GREEN//CASE is a portable mini-greenhouse that can be completely 3D printed on an extra-terrestrial outpost, thus saving payload weight and costs. It’s main aim is not to produce nutritional additions to the crew’s meal plan or conduct scientific experiments; the small greenhouse is designed to provide each crew member with their very own green space, to tend to at their leisure and harvest the psychological benefits. GREEN//CASE can be set up in private quarters with minimum space requirements or taken along on long rover journeys.
While big-scaled greenhouses can support the habitat’s life support systems and food generation, GREEN//CASE works to raise habitability in personal quarters and help the astronauts to maintain important emotional balance.
„Green has always been a part of the vision for space. Plants can become as crucial to human survival in space as oxygen.“Haym Benaroya
The possibility of growing plants in an extra-terrestrial habitat offers a variety of multi-facetted benefits. Apart from providing necessary sustenance in a fresh form, plants can contribute greatly to raising habitability levels. Greenery has long been known to have a special value in maintaining emotional balance and avoiding mental health issues amongst the crew.1
A fruitful history of growing things in space lets us look back at missions like Salyut 6, where Astronaut V. Ryumin covered the space station in greenery by growing plants from empty food containers and film cassettes, or on the Salyut 1 flax seed sprouts, which were soon seen as beloved pets by the crew. The emotional connection and mental health benefits of tending to plants in space are undeniable. On the one hand, benefits stem from the activity of tending to something alive and helping something delicate grow, on the other hand the effects of introducing colour to the barren environment of outer space and technical habitats, as well as the sensory experience of soil and greenery, can greatly influence the crew.2
When designing extra-terrestrial greenhouses of any size, it is vital to take into accord the different gravitational conditions, as these will influence the movements of water, heat and gas. Having some amount of gravity, even if only the lunar 1.62 m/s2, facilitates the use of hydroponic or aeroponic systems.3 GREEN//CASE is specially designed to work in and with the lunar or Martian gravity.
While all main greenhouse systems, such as lighting and irrigation, within GREEN//CASE can be automated, a certain amount of human maintenance and pruning will remain imperative and at the same time facilitate the important mental health benefits.
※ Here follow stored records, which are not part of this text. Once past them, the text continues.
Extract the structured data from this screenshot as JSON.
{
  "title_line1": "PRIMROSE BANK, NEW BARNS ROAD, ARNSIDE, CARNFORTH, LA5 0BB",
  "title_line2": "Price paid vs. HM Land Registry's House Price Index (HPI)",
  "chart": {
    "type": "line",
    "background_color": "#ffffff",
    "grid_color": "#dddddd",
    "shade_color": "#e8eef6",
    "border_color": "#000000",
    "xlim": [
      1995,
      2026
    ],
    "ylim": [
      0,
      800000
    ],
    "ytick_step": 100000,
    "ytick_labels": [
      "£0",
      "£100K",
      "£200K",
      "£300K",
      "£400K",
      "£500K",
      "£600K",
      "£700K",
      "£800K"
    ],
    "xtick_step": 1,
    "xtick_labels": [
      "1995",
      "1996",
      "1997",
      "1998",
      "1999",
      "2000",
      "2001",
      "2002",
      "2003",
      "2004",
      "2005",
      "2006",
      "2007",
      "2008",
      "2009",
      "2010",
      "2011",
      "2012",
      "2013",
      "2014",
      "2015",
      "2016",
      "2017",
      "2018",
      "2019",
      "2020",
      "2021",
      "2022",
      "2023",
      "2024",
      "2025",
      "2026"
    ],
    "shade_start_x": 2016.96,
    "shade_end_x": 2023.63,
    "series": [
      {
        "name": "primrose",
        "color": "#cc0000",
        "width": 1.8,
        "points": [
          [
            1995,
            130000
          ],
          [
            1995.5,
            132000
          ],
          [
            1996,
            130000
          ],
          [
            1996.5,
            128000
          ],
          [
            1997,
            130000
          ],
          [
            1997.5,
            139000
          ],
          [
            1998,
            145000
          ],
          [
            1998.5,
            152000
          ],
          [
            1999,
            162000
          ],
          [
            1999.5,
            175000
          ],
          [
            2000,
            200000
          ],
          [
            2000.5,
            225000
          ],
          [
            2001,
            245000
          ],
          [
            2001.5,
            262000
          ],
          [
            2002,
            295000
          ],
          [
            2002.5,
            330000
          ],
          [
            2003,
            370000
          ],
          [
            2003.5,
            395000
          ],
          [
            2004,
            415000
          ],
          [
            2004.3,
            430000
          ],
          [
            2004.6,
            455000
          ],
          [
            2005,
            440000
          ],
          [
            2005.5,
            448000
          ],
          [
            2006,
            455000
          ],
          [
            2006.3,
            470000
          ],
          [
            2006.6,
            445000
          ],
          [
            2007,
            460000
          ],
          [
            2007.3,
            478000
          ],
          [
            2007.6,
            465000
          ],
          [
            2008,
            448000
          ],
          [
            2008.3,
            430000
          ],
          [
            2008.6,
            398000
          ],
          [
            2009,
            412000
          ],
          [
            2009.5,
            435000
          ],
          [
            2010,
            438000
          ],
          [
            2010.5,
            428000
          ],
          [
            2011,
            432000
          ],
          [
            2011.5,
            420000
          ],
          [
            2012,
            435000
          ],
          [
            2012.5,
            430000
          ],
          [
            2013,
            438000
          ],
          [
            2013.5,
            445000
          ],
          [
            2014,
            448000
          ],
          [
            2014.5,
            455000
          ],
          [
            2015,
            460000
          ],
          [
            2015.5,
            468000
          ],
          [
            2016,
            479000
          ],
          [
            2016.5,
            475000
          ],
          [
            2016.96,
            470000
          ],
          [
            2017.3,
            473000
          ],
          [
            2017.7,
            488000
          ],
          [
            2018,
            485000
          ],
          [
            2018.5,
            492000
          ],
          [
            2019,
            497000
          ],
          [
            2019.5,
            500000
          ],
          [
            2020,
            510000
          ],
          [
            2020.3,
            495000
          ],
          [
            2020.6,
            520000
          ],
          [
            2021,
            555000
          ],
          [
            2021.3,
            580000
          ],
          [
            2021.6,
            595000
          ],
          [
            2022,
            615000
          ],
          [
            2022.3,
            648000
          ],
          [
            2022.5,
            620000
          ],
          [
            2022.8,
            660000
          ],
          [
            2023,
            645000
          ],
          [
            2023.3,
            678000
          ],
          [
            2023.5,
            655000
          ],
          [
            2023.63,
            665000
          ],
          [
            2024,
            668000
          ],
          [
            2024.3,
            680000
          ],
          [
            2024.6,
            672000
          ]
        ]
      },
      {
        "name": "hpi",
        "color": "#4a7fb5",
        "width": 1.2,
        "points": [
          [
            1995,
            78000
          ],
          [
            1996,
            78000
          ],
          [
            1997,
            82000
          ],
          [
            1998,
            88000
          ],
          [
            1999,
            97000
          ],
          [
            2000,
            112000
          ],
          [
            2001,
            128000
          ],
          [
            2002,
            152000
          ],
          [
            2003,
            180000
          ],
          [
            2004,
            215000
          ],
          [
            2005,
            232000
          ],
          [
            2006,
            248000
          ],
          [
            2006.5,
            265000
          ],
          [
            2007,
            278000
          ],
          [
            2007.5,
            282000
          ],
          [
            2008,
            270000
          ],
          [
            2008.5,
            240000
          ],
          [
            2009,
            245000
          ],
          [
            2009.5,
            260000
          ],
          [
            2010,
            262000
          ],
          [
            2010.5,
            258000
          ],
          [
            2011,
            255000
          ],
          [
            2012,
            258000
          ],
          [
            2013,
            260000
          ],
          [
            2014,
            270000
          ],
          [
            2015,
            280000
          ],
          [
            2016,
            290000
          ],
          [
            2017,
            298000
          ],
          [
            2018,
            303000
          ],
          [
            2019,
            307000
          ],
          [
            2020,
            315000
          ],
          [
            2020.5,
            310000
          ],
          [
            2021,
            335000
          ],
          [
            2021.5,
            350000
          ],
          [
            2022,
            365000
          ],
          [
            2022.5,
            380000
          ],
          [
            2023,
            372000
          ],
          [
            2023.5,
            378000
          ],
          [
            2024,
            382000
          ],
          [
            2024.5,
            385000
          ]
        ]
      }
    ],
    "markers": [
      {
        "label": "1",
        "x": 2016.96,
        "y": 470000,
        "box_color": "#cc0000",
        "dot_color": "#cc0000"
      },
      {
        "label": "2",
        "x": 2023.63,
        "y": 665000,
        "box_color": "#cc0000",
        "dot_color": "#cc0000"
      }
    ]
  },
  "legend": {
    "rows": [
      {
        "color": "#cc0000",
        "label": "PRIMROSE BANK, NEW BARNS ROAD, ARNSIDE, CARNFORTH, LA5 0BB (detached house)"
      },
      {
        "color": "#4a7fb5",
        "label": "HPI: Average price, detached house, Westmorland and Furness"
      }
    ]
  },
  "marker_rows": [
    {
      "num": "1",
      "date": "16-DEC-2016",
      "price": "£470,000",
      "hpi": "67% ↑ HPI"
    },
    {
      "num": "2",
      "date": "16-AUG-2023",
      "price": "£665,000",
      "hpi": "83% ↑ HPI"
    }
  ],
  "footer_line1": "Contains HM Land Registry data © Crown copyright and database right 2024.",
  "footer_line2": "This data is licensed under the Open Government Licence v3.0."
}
Currently in the R&D stage, a prototype of GREEN//CASE is scheduled to be presented at the 2021 International Astronautical Congress (IAC) in Dubai.
1 – Benaroya, Haym. 2018. Building Habitats on the Moon. Engineering Approaches to Lunar Settlements. Springer.
2 – Häuplik-Meusburger, Sandra; et al. 2014. Greenhouses and their Humanizing Synergies. Acta Astronautica, vol. 96.
3 – Monje, Oscar; et al. 2003. Farming in Space. Environmental and Biophysical Concerns. Advances in Space Research, vol. 31.